New Zealand has one major national traditional department store chain, the mid-range Farmers chain, which has been around since 1909.

The three major cities in New Zealand historically had a main high-end department store in the downtown district, Smith & Caughey's in Auckland, Ballantynes in Christchurch, and Kirkcaldie & Stains in Wellington (later David Jones from 2016). However, only Ballantynes remains with David Jones closing its Wellington store in 2022 and Smith and Caughey's closing all branches in 2025.
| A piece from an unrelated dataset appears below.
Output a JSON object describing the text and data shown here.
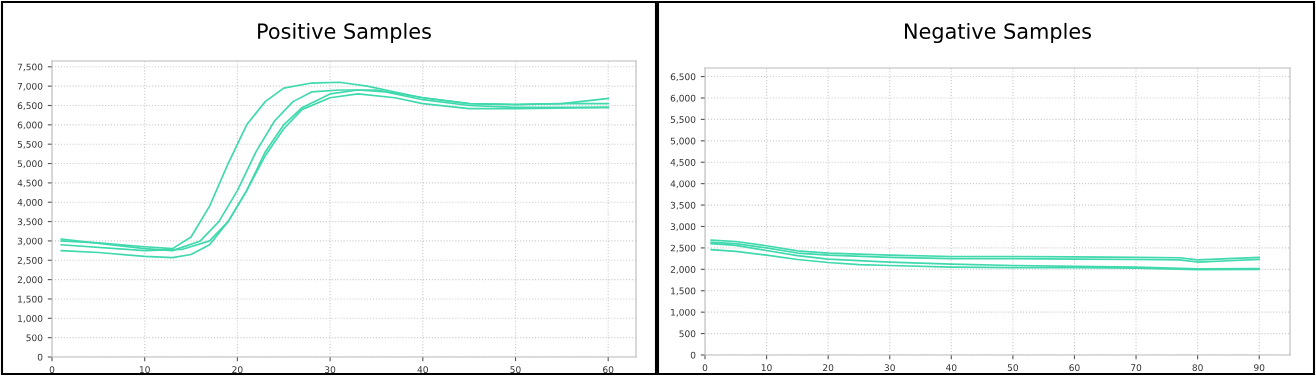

As of 2025 Ballantynes is the only high-end department store chain in New Zealand following the closure of DFS (a singular David Jones store remains in operation at Westfield Newmarket). It was announced in November 2025, that luxury boutique department store Faradays would expand and open a three floor flagship on Auckland's Queen Street in 2026.

David Jones entered New Zealand in 2016 opening a store in Wellington after purchasing Kirkcaldie & Stains. A second store was opened in 2019 in Auckland however the Wellington store shuttered in 2022 and currently Farmers is the only department store in Wellington CBD. Discount chains include The Warehouse, Kmart and now-defunct DEKA. Former department store chains include Arthur Barnett, DIC, Haywrights, H & J Smith and Milne & Choyce.